Il lui y est écrit de persévérer dans sa lutte, de ne pas capituler, d’être éternellement forte.

Elle trouve aussi occupation dans l’éducation d’une nouvelle génération, ses petits enfants : curieusement sept filles pour le moment, nombre mystérieux, toutes adorables, intelligentes et rebelles quelquefois.

Andrée n’est plus la jeune femme des années soixante, mais elle est toujours la même dans sa sincérité, sa simplicité, son amour pour autrui, dans la droiture et l’honnêteté…

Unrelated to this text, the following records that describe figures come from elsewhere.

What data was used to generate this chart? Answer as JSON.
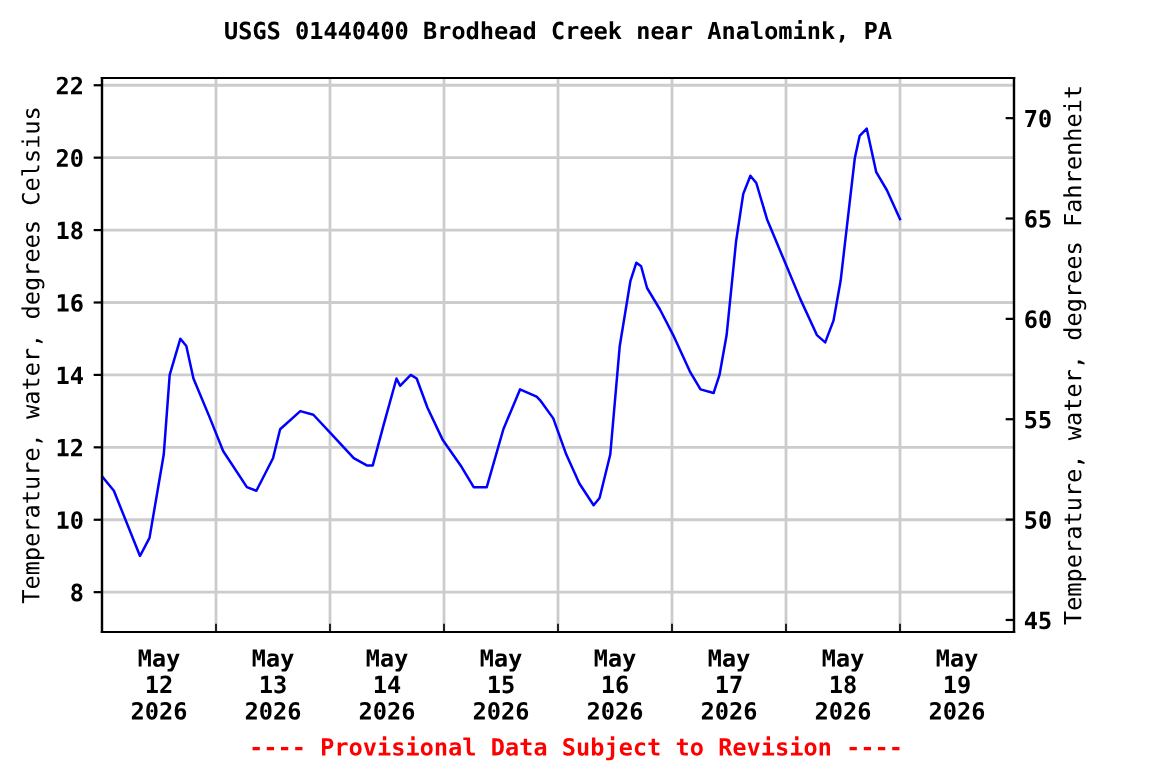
{
  "chart_data": {
    "type": "line",
    "title": "USGS 01440400 Brodhead Creek near Analomink, PA",
    "ylabel": "Temperature, water, degrees Celsius",
    "y2label": "Temperature, water, degrees Fahrenheit",
    "annotations": [
      "---- Provisional Data Subject to Revision ----"
    ],
    "series": [
      {
        "color": "#0000ff",
        "x": [
          "2026-05-12T00:00",
          "2026-05-12T02:30",
          "2026-05-12T08:00",
          "2026-05-12T10:00",
          "2026-05-12T13:00",
          "2026-05-12T14:15",
          "2026-05-12T16:30",
          "2026-05-12T17:45",
          "2026-05-12T19:15",
          "2026-05-12T22:45",
          "2026-05-13T01:30",
          "2026-05-13T06:30",
          "2026-05-13T08:30",
          "2026-05-13T12:00",
          "2026-05-13T13:30",
          "2026-05-13T17:45",
          "2026-05-13T20:30",
          "2026-05-14T00:45",
          "2026-05-14T05:00",
          "2026-05-14T07:45",
          "2026-05-14T09:00",
          "2026-05-14T11:15",
          "2026-05-14T14:00",
          "2026-05-14T14:45",
          "2026-05-14T17:00",
          "2026-05-14T18:15",
          "2026-05-14T20:30",
          "2026-05-14T23:45",
          "2026-05-15T03:30",
          "2026-05-15T06:15",
          "2026-05-15T09:00",
          "2026-05-15T12:30",
          "2026-05-15T16:00",
          "2026-05-15T19:30",
          "2026-05-15T20:15",
          "2026-05-15T23:00",
          "2026-05-16T01:45",
          "2026-05-16T04:30",
          "2026-05-16T07:30",
          "2026-05-16T08:45",
          "2026-05-16T11:00",
          "2026-05-16T13:00",
          "2026-05-16T15:15",
          "2026-05-16T16:30",
          "2026-05-16T17:30",
          "2026-05-16T18:45",
          "2026-05-16T21:30",
          "2026-05-17T00:15",
          "2026-05-17T03:45",
          "2026-05-17T06:00",
          "2026-05-17T08:45",
          "2026-05-17T10:00",
          "2026-05-17T11:30",
          "2026-05-17T13:30",
          "2026-05-17T15:00",
          "2026-05-17T16:30",
          "2026-05-17T17:45",
          "2026-05-17T20:00",
          "2026-05-17T23:30",
          "2026-05-18T03:00",
          "2026-05-18T06:30",
          "2026-05-18T08:15",
          "2026-05-18T10:00",
          "2026-05-18T11:30",
          "2026-05-18T13:00",
          "2026-05-18T14:30",
          "2026-05-18T15:30",
          "2026-05-18T17:00",
          "2026-05-18T19:00",
          "2026-05-18T21:15",
          "2026-05-19T00:00"
        ],
        "values": [
          11.2,
          10.8,
          9.0,
          9.5,
          11.8,
          14.0,
          15.0,
          14.8,
          13.9,
          12.8,
          11.9,
          10.9,
          10.8,
          11.7,
          12.5,
          13.0,
          12.9,
          12.3,
          11.7,
          11.5,
          11.5,
          12.6,
          13.9,
          13.7,
          14.0,
          13.9,
          13.1,
          12.2,
          11.5,
          10.9,
          10.9,
          12.5,
          13.6,
          13.4,
          13.3,
          12.8,
          11.8,
          11.0,
          10.4,
          10.6,
          11.8,
          14.8,
          16.6,
          17.1,
          17.0,
          16.4,
          15.8,
          15.1,
          14.1,
          13.6,
          13.5,
          14.0,
          15.1,
          17.7,
          19.0,
          19.5,
          19.3,
          18.3,
          17.2,
          16.1,
          15.1,
          14.9,
          15.5,
          16.6,
          18.3,
          20.0,
          20.6,
          20.8,
          19.6,
          19.1,
          18.3
        ]
      }
    ],
    "xlim": [
      "2026-05-12T00:00",
      "2026-05-20T00:00"
    ],
    "xticks": [
      {
        "value": "2026-05-12T12:00",
        "label": "May\n12\n2026"
      },
      {
        "value": "2026-05-13T12:00",
        "label": "May\n13\n2026"
      },
      {
        "value": "2026-05-14T12:00",
        "label": "May\n14\n2026"
      },
      {
        "value": "2026-05-15T12:00",
        "label": "May\n15\n2026"
      },
      {
        "value": "2026-05-16T12:00",
        "label": "May\n16\n2026"
      },
      {
        "value": "2026-05-17T12:00",
        "label": "May\n17\n2026"
      },
      {
        "value": "2026-05-18T12:00",
        "label": "May\n18\n2026"
      },
      {
        "value": "2026-05-19T12:00",
        "label": "May\n19\n2026"
      },
      {
        "value": "2026-05-13T00:00",
        "label": null
      },
      {
        "value": "2026-05-14T00:00",
        "label": null
      },
      {
        "value": "2026-05-15T00:00",
        "label": null
      },
      {
        "value": "2026-05-16T00:00",
        "label": null
      },
      {
        "value": "2026-05-17T00:00",
        "label": null
      },
      {
        "value": "2026-05-18T00:00",
        "label": null
      },
      {
        "value": "2026-05-19T00:00",
        "label": null
      }
    ],
    "ylim": [
      6.9,
      22.2
    ],
    "yticks": [
      8,
      10,
      12,
      14,
      16,
      18,
      20,
      22
    ],
    "y2lim": [
      44.4,
      72.0
    ],
    "y2ticks": [
      45,
      50,
      55,
      60,
      65,
      70
    ],
    "grid": true,
    "line_style": "solid",
    "marker": "none"
  }
}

Cette aventure de l’existence, elle a su la maîtriser malgré tous les obstacles qu’elle a vaillamment surmontés. Maîtresse de maison, toujours aussi active, accueillante, souriante empressée, attentive, elle a résolu de ne point baisser les bras. Byblos, sa ville chérie c’est vrai n’est plus ce bourg où tout le monde se connaissait et où la vie était des plus paisibles. La construction, ‘sauvage’ a quelquefois, changé son visage. Mais, les quartiers antiques sont grâce à Dieu protégés… une autoroute et des voies routières l’ont déformée, mais les gens, les habitants sont toujours bons et aimables. C’est une chance de vivre à Byblos, ou dans sa banlieue : c’est une des plus anciennes citées de la planète, entre UR, Babylone, et Nivine d’un côté… Athènes, Rome et Alexandrie de l’autre… et Byblos l’Unique, qui fut Reine de la Méditerranée et centre de rayonnement universel…

A Byblos, Andrée continue de moissonner les rêves de l’Orient, de cueillir des étoiles dans la roseraie qu’elle avait plantée dans sa jeunesse. Quant aux enfants, Marina, Madona, William et Jean-Pierre, ils trouvaient que la présence de leur mère handicapée était absolument nécessaire, une présence souriante, une mère avec qui ils nouaient une profonde amitié… malgré leur absence, souvent de la maison, les quatre sont toujours présents : ils continuent à participer à la vie commune joyeusement et avec amour; en fait les enfants, devenus majeurs continuent à être des enfants aux yeux de leurs parents.